Il dresse également le bilan de la législature finissante, donne des conseils aux futurs nouveaux députés et s’inscrit en faux contre l’assertion selon laquelle l’Assemblée nationale serait une chambre d’enregistrement à la merci du Gouvernement.

 

Les Echos du Parlement: Vous venez d’autoriser le Gouvernement à légiférer par Ordonnances dans certains domaines. Pour la première fois, la Loi de finances est concernée par cetteLloi d’habilitation. Qu’en est-il réellement?

Younoussi Touré: Merci beaucoup, vous faites bien de me poser cette question. Effectivement, le Parlement a été saisi par le Gouvernement pour l’adoption d’une Loi d’habilitation. Habituellement, on le fait quand le Parlement est en fin de session. Cette année, la particularité est que, dans les domaines concernés par la Loi d’habilitation, le Gouvernement a souhaité qu’on intègre la Loi de finances. Pourquoi? Pour une raison très simple. C’est que le Parlement n’a pas la possibilité d’examiner comme il se doit cette Loi de finances, étant données les circonstances politiques dans lesquelles nous nous trouvons. Nous sommes en fin de transition et le collège électoral est convoqué pour le 3 novembre. Donc, à partir de cette date, les députés seront en campagne. Il ne sera pas possible de les réunir pendant cette période pour examiner une question aussi fondamentale que la Loi de finances, qui met à la disposition du Gouvernement les ressources nécessaires pour gérer son budget 2014.

Une autre raison, c’est que la Loi de finances 2014 ne peut pas être reconduite comme une Loi de finances simple. Habituellement, quand l’Assemblée nationale n’arrive pas à décider avant la fin de la session, c’est-à-dire avant la fin du mois de décembre, le Gouvernement est autorisé à adopter le budget par 12ème. C’est-à-dire que l’ancien budget peut être adopté, mais il est exécuté par 12ème jusqu’à ce que l’Assemblée nationale soit en mesure de voter la Loi de finances pour l’année à venir.

Le problème, c’est que le budget de 2014 est différent de celui de 2013, qui était un budget de restrictions.
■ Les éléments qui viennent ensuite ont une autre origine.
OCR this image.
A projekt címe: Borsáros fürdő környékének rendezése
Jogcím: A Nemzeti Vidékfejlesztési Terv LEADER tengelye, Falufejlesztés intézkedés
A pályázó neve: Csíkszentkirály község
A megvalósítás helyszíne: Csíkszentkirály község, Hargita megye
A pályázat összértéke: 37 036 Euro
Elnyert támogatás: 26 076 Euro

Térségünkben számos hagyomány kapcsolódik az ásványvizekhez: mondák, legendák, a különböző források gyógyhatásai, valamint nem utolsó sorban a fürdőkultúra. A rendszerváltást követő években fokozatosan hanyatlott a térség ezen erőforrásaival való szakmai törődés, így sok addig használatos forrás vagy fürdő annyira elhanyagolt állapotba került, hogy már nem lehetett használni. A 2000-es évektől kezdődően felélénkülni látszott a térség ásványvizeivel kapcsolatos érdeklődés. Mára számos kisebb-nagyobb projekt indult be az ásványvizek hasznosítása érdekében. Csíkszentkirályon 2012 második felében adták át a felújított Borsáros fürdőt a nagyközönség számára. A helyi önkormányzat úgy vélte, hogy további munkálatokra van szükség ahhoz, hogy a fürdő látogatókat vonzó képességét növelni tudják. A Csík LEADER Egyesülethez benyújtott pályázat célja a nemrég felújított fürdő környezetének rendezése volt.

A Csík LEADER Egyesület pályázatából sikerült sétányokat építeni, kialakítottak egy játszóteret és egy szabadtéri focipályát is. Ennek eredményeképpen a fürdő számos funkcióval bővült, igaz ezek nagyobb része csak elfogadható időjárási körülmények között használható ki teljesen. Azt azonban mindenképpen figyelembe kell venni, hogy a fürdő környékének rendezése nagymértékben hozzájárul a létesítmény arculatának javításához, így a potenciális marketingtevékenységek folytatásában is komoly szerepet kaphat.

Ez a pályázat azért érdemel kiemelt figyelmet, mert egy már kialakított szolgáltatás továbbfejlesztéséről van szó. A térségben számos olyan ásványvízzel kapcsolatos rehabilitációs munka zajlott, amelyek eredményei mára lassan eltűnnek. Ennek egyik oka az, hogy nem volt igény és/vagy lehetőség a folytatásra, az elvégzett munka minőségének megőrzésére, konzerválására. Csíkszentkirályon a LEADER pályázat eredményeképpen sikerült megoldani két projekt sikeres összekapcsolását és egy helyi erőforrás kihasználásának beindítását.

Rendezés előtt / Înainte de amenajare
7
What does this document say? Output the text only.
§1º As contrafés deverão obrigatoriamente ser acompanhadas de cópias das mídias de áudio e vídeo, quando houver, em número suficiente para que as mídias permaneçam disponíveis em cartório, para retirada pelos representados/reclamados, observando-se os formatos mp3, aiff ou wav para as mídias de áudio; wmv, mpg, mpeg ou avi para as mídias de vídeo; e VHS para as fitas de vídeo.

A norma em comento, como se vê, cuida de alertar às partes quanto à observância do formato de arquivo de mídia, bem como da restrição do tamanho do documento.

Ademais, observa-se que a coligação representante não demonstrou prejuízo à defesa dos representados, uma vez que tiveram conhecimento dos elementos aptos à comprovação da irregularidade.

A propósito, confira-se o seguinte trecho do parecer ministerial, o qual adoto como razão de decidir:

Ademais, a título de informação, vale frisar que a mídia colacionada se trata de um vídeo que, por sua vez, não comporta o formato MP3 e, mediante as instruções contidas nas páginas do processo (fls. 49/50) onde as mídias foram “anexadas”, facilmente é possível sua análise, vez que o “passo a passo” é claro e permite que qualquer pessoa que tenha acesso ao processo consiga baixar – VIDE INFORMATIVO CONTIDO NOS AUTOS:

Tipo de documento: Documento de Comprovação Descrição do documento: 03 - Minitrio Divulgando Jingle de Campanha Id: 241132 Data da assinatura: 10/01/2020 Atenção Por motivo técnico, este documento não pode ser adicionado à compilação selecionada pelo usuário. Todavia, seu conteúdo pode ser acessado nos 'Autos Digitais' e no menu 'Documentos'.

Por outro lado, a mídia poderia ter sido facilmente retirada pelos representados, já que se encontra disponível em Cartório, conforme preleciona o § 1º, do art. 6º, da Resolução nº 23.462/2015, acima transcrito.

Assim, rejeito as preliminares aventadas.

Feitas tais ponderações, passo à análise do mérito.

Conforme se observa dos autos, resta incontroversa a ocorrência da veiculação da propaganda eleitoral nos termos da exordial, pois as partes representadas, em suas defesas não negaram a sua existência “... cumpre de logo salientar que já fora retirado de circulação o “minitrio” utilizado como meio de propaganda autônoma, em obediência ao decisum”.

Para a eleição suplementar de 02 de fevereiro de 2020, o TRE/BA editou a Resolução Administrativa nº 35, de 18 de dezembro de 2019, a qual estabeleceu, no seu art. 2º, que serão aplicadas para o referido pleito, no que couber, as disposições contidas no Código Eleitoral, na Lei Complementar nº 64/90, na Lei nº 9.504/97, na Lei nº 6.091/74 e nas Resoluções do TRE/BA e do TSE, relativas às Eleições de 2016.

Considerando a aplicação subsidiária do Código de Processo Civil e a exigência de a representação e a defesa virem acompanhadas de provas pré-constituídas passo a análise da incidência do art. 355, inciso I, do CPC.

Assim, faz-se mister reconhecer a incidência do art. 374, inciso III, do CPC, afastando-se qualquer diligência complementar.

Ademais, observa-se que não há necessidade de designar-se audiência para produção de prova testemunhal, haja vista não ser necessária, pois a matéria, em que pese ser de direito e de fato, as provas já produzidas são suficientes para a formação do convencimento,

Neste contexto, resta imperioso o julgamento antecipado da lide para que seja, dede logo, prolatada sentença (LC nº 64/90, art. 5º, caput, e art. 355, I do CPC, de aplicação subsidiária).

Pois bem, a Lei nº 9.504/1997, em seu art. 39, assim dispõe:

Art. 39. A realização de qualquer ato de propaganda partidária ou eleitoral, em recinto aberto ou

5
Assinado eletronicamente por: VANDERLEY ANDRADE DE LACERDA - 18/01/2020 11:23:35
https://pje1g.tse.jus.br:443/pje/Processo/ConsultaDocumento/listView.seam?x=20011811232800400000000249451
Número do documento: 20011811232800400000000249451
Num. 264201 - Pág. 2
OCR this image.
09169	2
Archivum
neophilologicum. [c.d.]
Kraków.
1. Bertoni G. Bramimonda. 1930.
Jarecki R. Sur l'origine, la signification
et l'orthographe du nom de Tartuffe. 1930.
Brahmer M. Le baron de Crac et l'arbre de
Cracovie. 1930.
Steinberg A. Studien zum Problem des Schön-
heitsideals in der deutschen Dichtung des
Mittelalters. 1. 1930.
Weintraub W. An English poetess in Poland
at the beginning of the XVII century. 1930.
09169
Les ressources prévues pour 2013 ne peuvent pas couvrir les besoins de 2014. De nouvelles institutions sont en place et le Gouvernement a été élargi. Il y a d’autres objectifs qui sont fixés et il faut donner les moyens au Gouvernement d’y faire face. D’autre part, les bailleurs de fonds ont prévu d’aider le Mali abondamment. Il est donc bon de mettre en place des mécanismes qui permettent de mobiliser ces ressources sans difficultés. On ne peut pas le faire si on vote à temps le budget de 2014. Le gouvernement, en quelque sorte, a voulu anticiper et il a sollicité que le Parlement adopte le budget par ce dispositif d’habilitation, que nous avons discuté. Nous avons donné tous les arguments nécessaires et nous avons traité constitutionnellement ce dossier. Sur le plan de l’opportunité politique, nous avons également jugé utile de le faire.

La législative actuelle tire vers sa fin. Il y a certainement eu des hauts et des bas. Peut-on connaitre vos satisfactions et vos déceptions?

Je pense qu’on peut retenir un certain nombre d’enseignements. C’est que jamais l’Assemblée nationale n’avait été sollicitée pour faire face à une crise majeure. Une double crise sécuritaire et politique, dont l’ampleur a failli emporter notre pays et l’ensemble de ses institutions. J’ai tenu à dire cela aussi bien dans mes entretiens avec nos partenaires extérieurs que dans mes entretiens avec les autorités de ce pays. L’Assemblée nationale est restée debout, parce qu’elle s’est alignée sur les principes qui sont essentiels pour la continuation d’un Etat, de son existence, la continuation des institutions. Malgré les turbulences, l’Assemblée nationale a tenu à ce que le retour à une vie constitutionnelle normale soit respecté. Nous l’avons obtenu, même si ce langage a été difficile à admettre par les uns et les autres. Mais, finalement, je crois que tout le monde a compris que le Mali, s’il ne revenait pas à une vie constitutionnelle normale, allait à une dérive que personne ne pouvait limiter.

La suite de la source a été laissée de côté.